We propose a dataset to enable the study of generative models that understand fine-grained individual preferences. We posit that a key challenge hindering the development of such a generative model is the lack of in-the-wild and fine-grained user preference annotations. Our dataset features real-world interaction data from 57K different users, who collectively have built 242K customized LoRAs, written 3M text prompts, and created 5M generated images. Our dataset enables a set of applications. With aggregate-level user preferences from our dataset, we were able to train better preference alignment models. In addition, leveraging individual-level user preference, we benchmark the performance of retrieval models and a vision-language model on personalized image retrieval and generative model recommendation and highlight the space for improvements. Finally, we demonstrate that our dataset enables, for the first time, a generative model personalization paradigm by editing customized diffusion models in a latent weight space to align with individual user preferences.
Our dataset contains 4,916,134 images, with 2,895,364 unique prompts, generated with 242,118 LoRA models after applying a safety filer. We visualize our data distribution with WizMap. We use grid tiles to display keywords extracted from image prompts or model tags.
We sampled three topics: Cars, Dogs, Scenery, from both our ImageGEM dataset and Pick-a-pic, and trained DiffusionDPO respectively.
With rich individual preference data, we enable personalized image retrieval and generative model recommendations using a two-stage approach: collaborative filtering (CF) retrieves top-k candidate items, followed by a visual-language model (VLM) for refined ranking.

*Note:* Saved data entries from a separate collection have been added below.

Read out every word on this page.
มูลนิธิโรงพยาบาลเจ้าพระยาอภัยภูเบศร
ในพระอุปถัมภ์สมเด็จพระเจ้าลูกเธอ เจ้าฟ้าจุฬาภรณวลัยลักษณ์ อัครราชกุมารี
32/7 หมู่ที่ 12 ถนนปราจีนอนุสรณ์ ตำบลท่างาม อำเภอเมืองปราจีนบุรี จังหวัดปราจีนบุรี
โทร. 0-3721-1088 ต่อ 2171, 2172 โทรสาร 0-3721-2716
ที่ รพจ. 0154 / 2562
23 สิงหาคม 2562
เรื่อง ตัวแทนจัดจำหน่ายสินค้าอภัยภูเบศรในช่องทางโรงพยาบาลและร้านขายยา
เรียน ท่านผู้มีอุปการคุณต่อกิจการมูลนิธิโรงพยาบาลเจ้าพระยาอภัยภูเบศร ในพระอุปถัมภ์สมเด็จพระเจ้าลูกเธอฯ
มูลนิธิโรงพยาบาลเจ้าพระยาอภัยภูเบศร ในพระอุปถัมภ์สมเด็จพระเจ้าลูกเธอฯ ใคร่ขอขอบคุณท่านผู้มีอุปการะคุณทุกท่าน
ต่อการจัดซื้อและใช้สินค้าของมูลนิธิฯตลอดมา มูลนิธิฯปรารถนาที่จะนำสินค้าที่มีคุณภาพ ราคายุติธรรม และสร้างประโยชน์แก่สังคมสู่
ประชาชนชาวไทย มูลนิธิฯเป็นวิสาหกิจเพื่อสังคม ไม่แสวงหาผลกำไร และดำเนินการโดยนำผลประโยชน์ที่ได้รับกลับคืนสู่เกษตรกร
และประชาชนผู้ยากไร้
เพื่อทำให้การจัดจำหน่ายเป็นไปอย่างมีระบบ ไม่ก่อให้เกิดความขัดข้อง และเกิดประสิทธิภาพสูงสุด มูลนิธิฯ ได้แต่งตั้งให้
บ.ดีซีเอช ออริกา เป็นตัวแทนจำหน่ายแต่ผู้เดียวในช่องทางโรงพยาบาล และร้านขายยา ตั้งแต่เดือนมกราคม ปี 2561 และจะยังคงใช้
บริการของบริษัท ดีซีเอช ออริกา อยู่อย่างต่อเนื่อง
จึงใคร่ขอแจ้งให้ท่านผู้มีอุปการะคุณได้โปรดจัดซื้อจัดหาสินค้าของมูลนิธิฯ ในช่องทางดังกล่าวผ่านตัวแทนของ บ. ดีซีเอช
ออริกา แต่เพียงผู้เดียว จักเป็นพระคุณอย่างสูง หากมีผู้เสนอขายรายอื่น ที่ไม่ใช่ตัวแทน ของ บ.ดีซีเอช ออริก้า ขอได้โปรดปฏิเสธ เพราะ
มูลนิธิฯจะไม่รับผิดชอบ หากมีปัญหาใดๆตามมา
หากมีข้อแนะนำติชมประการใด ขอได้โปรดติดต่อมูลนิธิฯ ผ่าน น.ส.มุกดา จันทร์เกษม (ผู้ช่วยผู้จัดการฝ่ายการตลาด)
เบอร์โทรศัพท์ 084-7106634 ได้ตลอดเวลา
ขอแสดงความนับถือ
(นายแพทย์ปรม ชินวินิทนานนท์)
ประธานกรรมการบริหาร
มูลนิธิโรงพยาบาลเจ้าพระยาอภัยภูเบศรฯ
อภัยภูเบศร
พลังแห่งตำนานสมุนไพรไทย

We construct a LoRA weight space with PCA. To handle large LoRA weights with various ranks, we experimented several methods, including standardizing LoRAs to rank1 with PCA, select feed-forward (FF) layers or attention value (attn v) layers only. Our results show that the SVD-based strategy yields the most robust transformations.
Building upon the ani-real transformation, we extend our approach to learn personalized editing directions within the W2W space in the human figure domain.